Nostalgia Britpop – As invasões bárbaras!

Richard Ashcroft (centro) à frente do Verve, uma das bandas mais influentes do movimento

Richard Ashcroft (centro) à frente do Verve, uma das bandas mais influentes do movimento

Parece que foi ontem, mas passado mais de 20 anos o som hooligan do britpop ainda ecoa dentro da minha cabeça com a força de um tornado, me fazendo sentir cheiro de espírito adolescente no ar. Não é por menos, rock feito com atitude, devoção e sinceridade, o movimento que sacudiu o Reino Unido nos anos 90, reciclando a sonoridade de ídolos do passado – entre eles Beatles, Who e Kinks -, tomando de assalto o resto do mundo, praticamente norteou meus anos de adolescentes e de muita gente também. Foi quando eu quis largar a vida banal que levava para montar uma banda só para ser rock ‘n’ roll star por uma noite.

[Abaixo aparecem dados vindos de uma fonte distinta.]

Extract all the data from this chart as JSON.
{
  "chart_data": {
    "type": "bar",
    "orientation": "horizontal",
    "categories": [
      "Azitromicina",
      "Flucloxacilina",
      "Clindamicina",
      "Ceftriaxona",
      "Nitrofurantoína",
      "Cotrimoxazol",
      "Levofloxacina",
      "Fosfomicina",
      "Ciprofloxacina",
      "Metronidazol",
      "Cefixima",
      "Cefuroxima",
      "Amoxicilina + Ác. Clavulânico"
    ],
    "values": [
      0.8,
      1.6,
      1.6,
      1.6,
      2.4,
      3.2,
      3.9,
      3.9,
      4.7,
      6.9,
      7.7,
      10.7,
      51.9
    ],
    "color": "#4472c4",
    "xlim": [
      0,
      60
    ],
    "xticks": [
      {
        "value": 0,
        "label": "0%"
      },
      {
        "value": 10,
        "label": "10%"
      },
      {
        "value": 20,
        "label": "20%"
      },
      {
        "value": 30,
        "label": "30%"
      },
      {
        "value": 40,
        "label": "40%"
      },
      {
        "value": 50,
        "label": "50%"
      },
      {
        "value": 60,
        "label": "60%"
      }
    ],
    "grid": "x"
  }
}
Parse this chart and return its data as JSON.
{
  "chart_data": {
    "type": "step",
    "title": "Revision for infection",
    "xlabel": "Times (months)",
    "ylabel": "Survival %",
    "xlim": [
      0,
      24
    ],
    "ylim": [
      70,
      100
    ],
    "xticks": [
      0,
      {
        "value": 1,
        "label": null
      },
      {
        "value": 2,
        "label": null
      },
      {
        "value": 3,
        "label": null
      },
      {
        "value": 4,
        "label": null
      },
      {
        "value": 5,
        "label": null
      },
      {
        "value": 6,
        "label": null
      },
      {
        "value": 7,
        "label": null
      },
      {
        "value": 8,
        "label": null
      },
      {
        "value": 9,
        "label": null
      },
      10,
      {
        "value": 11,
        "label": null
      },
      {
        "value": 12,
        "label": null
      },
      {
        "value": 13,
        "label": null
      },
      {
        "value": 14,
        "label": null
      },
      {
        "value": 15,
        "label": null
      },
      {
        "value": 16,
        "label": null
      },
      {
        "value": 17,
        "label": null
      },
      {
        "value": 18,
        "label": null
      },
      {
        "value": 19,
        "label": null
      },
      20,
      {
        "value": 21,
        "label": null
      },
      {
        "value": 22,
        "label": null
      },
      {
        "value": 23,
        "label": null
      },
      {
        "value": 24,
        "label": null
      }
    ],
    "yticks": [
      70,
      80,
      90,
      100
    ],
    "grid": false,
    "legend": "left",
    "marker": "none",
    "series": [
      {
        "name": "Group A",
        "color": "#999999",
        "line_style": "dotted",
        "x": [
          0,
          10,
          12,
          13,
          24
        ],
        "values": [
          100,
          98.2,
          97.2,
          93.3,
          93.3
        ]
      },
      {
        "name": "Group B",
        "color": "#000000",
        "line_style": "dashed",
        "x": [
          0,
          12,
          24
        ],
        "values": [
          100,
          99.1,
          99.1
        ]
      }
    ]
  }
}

Tonight, I’m rock ‘n’ roll star”, cantava os irmãos Gallagher no álbum de estreia do Oasis, a banda que abriu o caminho na cena musical britânica naqueles anos com muita pose junk e um pouquinho de arrogância fake.

E, assim, de repente lá estava eu fazendo coleção das melhores bandas do britpop depois de passar o dia inteiro ouvindo a MTV ou lendo revistas especializadas como a Showbizz, na época em que os dois eram bom pacas, claro. Abaixo, uma lista com breve comentário das dez bandas do movimento que mexeram com o meu caráter em ordem afetiva.

Oasis – Uma paixão mundial com apelo de futebol dividida por todas as classes orquestradas por dois irmãos falastrões e cheios de atitudes. (What’s the story) Morning glory? foi o álbum símbolo dessa fase da minha vida.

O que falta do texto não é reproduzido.